PL 115-97 included another change that prohibits corporate and non-corporate taxpayers from carrying losses back in time. Before this change, a taxpayer that incurred a big loss in a given year could retroactively amend prior tax returns (going back up to five years) to use the losses to cancel out income, and thus to receive tax refunds. The 2017 law allowed losses to be carried forward indefinitely to future years but also limited the amount of income losses can offset to 80% of taxable income in a given year. Thus, a taxpayer with $10 million in income would still have at least $2 million in taxable income, regardless of losses.
Sections 2303 and 2304 effectively suspend these changes for tax years 2018 through 2020. Following passage of this legislation, the Joint Committee on Taxation estimated the provisions together would reduce revenue by $195 billion over ten years, together, among the costliest provisions in the bill.

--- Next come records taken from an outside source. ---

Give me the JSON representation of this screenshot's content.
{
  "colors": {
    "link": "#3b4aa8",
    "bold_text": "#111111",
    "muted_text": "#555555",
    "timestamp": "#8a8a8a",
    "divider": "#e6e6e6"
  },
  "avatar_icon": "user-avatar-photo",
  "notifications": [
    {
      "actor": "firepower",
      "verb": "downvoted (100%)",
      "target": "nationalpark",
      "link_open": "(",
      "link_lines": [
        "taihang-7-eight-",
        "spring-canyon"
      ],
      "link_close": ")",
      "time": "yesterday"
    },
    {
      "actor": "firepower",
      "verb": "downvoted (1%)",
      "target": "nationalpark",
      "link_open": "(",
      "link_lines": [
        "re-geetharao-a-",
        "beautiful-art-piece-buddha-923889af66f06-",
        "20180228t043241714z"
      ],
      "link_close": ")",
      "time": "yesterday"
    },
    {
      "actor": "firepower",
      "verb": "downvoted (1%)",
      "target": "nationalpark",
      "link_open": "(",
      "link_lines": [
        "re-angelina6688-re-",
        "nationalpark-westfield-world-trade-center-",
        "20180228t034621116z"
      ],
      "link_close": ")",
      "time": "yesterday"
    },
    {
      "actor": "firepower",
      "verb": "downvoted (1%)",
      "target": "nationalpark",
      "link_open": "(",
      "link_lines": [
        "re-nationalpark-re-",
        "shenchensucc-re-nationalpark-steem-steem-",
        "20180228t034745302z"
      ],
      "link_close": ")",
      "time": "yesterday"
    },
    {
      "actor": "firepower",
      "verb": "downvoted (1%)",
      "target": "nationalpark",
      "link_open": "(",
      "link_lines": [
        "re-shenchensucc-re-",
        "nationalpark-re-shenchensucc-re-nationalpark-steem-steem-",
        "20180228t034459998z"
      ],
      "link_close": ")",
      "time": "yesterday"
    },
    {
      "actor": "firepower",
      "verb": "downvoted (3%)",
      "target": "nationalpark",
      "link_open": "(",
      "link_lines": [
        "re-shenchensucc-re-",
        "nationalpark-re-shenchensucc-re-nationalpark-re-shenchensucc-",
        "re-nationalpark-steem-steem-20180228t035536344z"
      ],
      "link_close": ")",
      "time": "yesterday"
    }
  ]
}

So that Congress and the American public can better understand the provenance of these tax law changes, and assess whether any individuals within the Administration who stand to gain from these provisions were involved in their development, we request you provide the following information within 15 days of the date of this letter:
- All communications from January 1, 2020 to the present between the White House, Department of Treasury, or the Office of Management and Budget and any non-government person or entity related to sections 2303 or 2304, or the policies modified by those sections.
- All communications between the Department of Treasury and the White House, and between the Department of Treasury and the Office of Management and Budget, related to sections 2303 or 2304, or the policies modified by those sections, in the development of the Coronavirus Aid, Relief, and Economic Security Act.
- All studies, analyses, proposals, cost estimates, or other information considered by the White House, the Department of Treasury, or the Office of Management and Budget related to sections 2303 or 2304, or the policies modified by those sections, in the development of the Coronavirus Aid, Relief, and Economic Security Act.
Thank you for your prompt attention to this request.